Fragment ebooka „Exodus. Księga wyjścia Moja droga do Berlina” Deborah Feldman (dostępny w formacie epub, kindle mobi – ebooka przeczytasz wygodnie w aplikacji mobilnej Publio):
Tego, że opowieść o ucieczce z chasydzkiej enklawy znajdzie tylu czytelników, nie spodziewał się nikt, a już na pewno nie ja. W roku 2009, gdy próbowałam zainteresować książką różnych wydawców, grzecznie mi odmawiano, argumentując, że moja historia ma zbyt lokalny, niszowy charakter i nadaje się co najwyżej do miejscowej gazety czy magazynu. Później, gdy jedno z wydawnictw zaryzykowało i przyjęło tekst do publikacji, ostudzono mój zapał, mówiąc, żebym nie robiła sobie wielkich nadziei. Dlatego też sukces, jaki odniosła autobiografia Unorthodox: Jak porzuciłam świat ortodoksyjnych Żydów (podtytuł dodał dział marketingu, żeby zwiększyć szansę książki na rynku), zaskoczył nas. Ludzie wokół mnie nagle dostrzegli, że to w istocie głęboko amerykańska historia, podobnie jak wspomnienia zbiegłych ze swoich wspólnot byłych mormonów i menonitów, które zapełniały półki księgarń czy programy telewizyjne o zbuntowanych nastoletnich amiszach. Wydawnictwa, działy promocji i agencje zastanawiały się, czy w ucieczce z religijnej sekty w pogoni za wolnością i szczęściem nie ma czegoś immanentnie amerykańskiego.
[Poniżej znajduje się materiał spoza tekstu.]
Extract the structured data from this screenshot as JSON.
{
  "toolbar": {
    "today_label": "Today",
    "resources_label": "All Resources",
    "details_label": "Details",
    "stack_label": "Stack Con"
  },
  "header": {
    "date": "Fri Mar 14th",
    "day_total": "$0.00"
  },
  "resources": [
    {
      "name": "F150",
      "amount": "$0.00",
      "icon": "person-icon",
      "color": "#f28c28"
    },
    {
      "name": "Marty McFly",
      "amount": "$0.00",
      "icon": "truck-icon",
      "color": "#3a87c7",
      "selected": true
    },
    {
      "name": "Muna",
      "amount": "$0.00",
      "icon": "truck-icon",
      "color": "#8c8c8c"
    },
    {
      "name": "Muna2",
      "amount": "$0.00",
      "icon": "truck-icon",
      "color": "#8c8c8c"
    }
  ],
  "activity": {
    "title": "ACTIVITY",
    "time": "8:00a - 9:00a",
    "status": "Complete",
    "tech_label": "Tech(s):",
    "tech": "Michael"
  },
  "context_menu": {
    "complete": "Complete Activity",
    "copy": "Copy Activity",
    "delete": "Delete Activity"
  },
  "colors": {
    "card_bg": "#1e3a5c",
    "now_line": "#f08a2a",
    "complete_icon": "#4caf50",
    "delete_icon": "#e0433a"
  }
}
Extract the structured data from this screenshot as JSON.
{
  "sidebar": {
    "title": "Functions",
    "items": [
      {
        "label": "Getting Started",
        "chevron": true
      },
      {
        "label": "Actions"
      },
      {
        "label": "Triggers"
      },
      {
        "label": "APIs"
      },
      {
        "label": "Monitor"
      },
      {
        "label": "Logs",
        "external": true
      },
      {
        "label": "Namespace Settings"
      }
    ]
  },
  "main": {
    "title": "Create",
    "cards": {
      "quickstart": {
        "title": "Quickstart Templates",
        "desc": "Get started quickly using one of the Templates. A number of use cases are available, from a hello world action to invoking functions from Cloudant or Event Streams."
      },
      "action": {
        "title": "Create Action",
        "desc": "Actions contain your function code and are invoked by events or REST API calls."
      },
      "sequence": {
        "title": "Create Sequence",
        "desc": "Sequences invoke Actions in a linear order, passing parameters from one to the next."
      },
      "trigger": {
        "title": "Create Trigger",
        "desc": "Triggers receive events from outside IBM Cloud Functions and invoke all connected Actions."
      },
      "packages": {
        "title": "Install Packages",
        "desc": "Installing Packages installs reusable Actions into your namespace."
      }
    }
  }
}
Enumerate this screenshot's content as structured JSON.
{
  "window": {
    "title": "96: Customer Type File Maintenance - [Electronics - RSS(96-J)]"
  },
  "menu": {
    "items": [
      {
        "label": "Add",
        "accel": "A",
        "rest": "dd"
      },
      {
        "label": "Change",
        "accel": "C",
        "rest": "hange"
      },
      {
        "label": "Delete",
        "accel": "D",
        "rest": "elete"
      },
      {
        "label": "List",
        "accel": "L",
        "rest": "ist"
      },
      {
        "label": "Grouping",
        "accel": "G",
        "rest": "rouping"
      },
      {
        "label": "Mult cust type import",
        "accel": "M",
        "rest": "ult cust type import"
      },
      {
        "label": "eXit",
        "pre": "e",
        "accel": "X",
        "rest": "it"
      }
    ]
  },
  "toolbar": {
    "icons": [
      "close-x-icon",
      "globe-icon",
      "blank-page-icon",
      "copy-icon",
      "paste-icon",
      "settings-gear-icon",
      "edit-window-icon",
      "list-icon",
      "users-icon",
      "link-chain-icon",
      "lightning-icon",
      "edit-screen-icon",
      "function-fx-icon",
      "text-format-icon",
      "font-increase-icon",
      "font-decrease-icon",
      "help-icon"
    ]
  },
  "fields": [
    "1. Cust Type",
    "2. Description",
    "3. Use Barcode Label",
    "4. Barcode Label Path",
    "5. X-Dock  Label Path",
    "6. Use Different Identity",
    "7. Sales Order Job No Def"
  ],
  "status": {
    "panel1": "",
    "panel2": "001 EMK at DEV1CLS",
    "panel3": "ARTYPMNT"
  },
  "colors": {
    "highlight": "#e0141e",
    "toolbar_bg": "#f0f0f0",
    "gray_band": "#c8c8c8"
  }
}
Po sukcesie Unorthodox mój wydawca oczekiwał dalszego ciągu tej historii, która kończy się w chwili mojego odejścia bynajmniej nie dlatego, że chciałabym odmówić czytelnikom satysfakcji z poznania moich dalszych losów – po prostu napisałam książkę tuż po opuszczeniu społeczności i sama jeszcze nie wiedziałam, co dalej. Wydawnictwo zasugerowało mi kolejny tom wspomnień i entuzjastycznie doradziło, żebym udała się w podróż po kraju i opisała, jak się czuję jako Amerykanka. Seks, narkotyki i rock and roll – tak jakby moja nowo nabyta amerykańskość zależała od przyjęcia hedonizmu, który zarówno moja rodzina, jak i wspólnota uważały za grzech ciężki. Ponad wszystko pragnęłam, by pozwolono mi dalej pisać, chciałam rozwijać się jako pisarka, zatem choć przepełniały mnie obawy, byłam zdeterminowana, by spróbować jak najlepiej wykonać to zadanie...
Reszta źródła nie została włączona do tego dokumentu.